Ils décidèrent d’assassiner le Gardien et de le remplacer, pouvant alors espérer reprendre le chantage vis-à-vis des pirates qui préféraient toujours la discrétion du détroit que les grandes eaux de Galadion.

Allan, considéré comme inoffensif et dépressif ne fut ni mis dans la confidence, ni considéré comme dangereux, pourtant, seul dans son coin, il surveillait… Bien décidé à se venger.

Il entreposa des réserves inutilisées des barils de poudre, jour après jour. Son but était simple, lorsque les prétendus justiciers devaient aller terrasser le gardien, lui ferait sauter les fondations de l’édifice, il ne pensait pas y survivre. Et ne le désirait pas.

C’est ainsi qu’il agit… et cela se passa comme il l’espérait, même si tout le repaire des naufrageurs n’y passa pas, les éléments les plus importants y périrent en même temps que le Gardien.

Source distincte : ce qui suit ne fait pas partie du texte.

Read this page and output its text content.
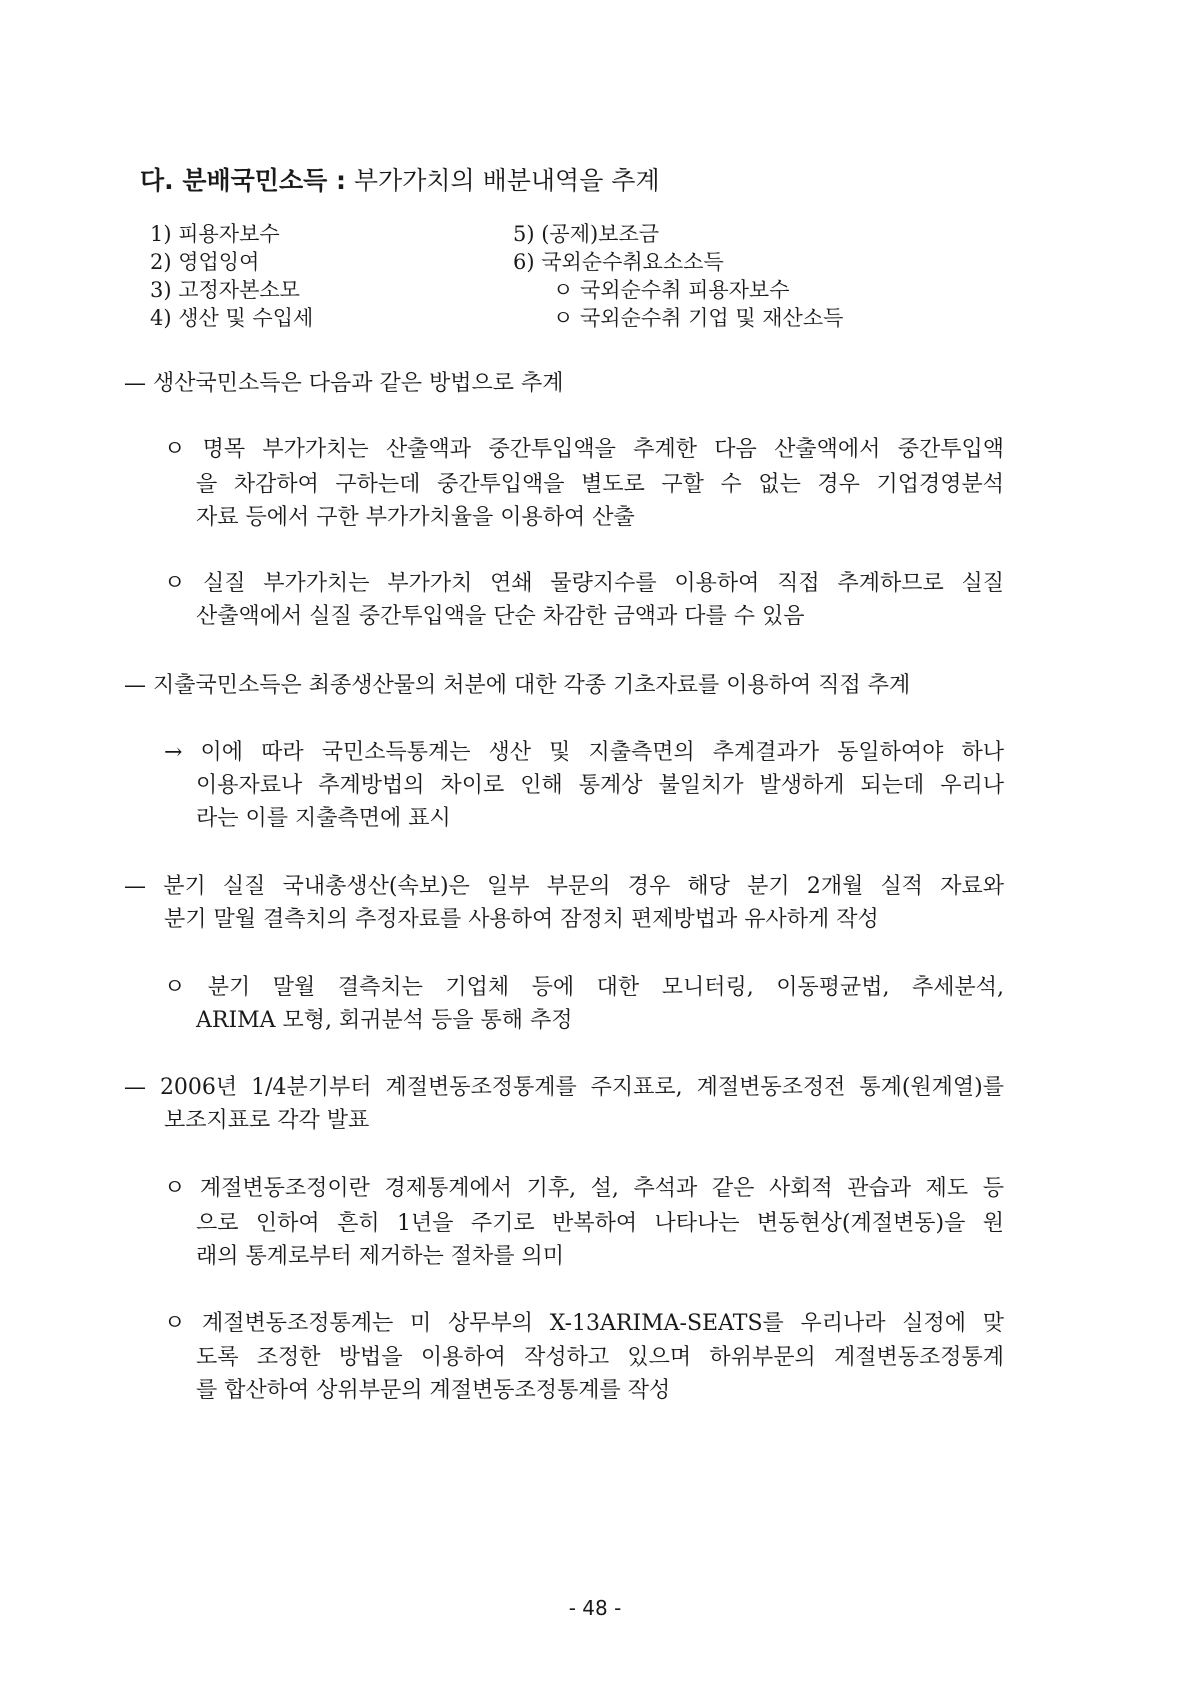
다. 분배국민소득 : 부가가치의 배분내역을 추계
1) 피용자보수
2) 영업잉여
3) 고정자본소모
4) 생산 및 수입세
5) (공제)보조금
6) 국외순수취요소소득
ㅇ 국외순수취 피용자보수
ㅇ 국외순수취 기업 및 재산소득
— 생산국민소득은 다음과 같은 방법으로 추계
ㅇ 명목 부가가치는 산출액과 중간투입액을 추계한 다음 산출액에서 중간투입액
을 차감하여 구하는데 중간투입액을 별도로 구할 수 없는 경우 기업경영분석
자료 등에서 구한 부가가치율을 이용하여 산출
ㅇ 실질 부가가치는 부가가치 연쇄 물량지수를 이용하여 직접 추계하므로 실질
산출액에서 실질 중간투입액을 단순 차감한 금액과 다를 수 있음
— 지출국민소득은 최종생산물의 처분에 대한 각종 기초자료를 이용하여 직접 추계
→ 이에 따라 국민소득통계는 생산 및 지출측면의 추계결과가 동일하여야 하나
이용자료나 추계방법의 차이로 인해 통계상 불일치가 발생하게 되는데 우리나
라는 이를 지출측면에 표시
— 분기 실질 국내총생산(속보)은 일부 부문의 경우 해당 분기 2개월 실적 자료와
분기 말월 결측치의 추정자료를 사용하여 잠정치 편제방법과 유사하게 작성
ㅇ 분기 말월 결측치는 기업체 등에 대한 모니터링, 이동평균법, 추세분석,
ARIMA 모형, 회귀분석 등을 통해 추정
— 2006년 1/4분기부터 계절변동조정통계를 주지표로, 계절변동조정전 통계(원계열)를
보조지표로 각각 발표
ㅇ 계절변동조정이란 경제통계에서 기후, 설, 추석과 같은 사회적 관습과 제도 등
으로 인하여 흔히 1년을 주기로 반복하여 나타나는 변동현상(계절변동)을 원
래의 통계로부터 제거하는 절차를 의미
ㅇ 계절변동조정통계는 미 상무부의 X-13ARIMA-SEATS를 우리나라 실정에 맞
도록 조정한 방법을 이용하여 작성하고 있으며 하위부문의 계절변동조정통계
를 합산하여 상위부문의 계절변동조정통계를 작성
- 48 -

On raconta dans les campagnes, qu’un séisme avait parcouru la côte et avait fait tomber le géant de pierre dans l’océan. Allan périt … il s’était réfugié sans vraiment le savoir dans une petite pièce basse… Une petite pièce du phare, avec tous les objets surannés de la jeune fille. Une fleur de sel et de cristal. Et sa robe d’écume. Et c’est presque heureux qu’il mourut, entouré par le parfum de sa belle.

Cela ne mis pas vraiment fin aux naufrageurs, mais… privés de leur revenu principal, ils renforcèrent le trafic de dot…  Et de nombreuses jeunes femmes périrent ainsi dans les dernières pièces du repaire… éveillant ainsi la colère d’une jeune femme restée à jamais prisonnière de Brumée, Annabelle… Qui poursuivant le but de son ami, finit par sonner le glas de leur activité à Brumée… Mais pas ailleurs. Les plus grands noms furent épargnés, trop nobles, trop saint… Ils fondèrent une nouvelle compagnie… du même nom. Bien des années plus tard, en tant qu’Amiraux. L’un d’eux finit par avoir un fils, qu’il nomma John. John Rackham.

Emily Poe donna naissance à un fils qu’elle nomma Allan. Celui-ci eu un fils du nom de John, qui à son tour eu un fils, du nom de Jack qui devint gardien de phare, bien des années après tout cela.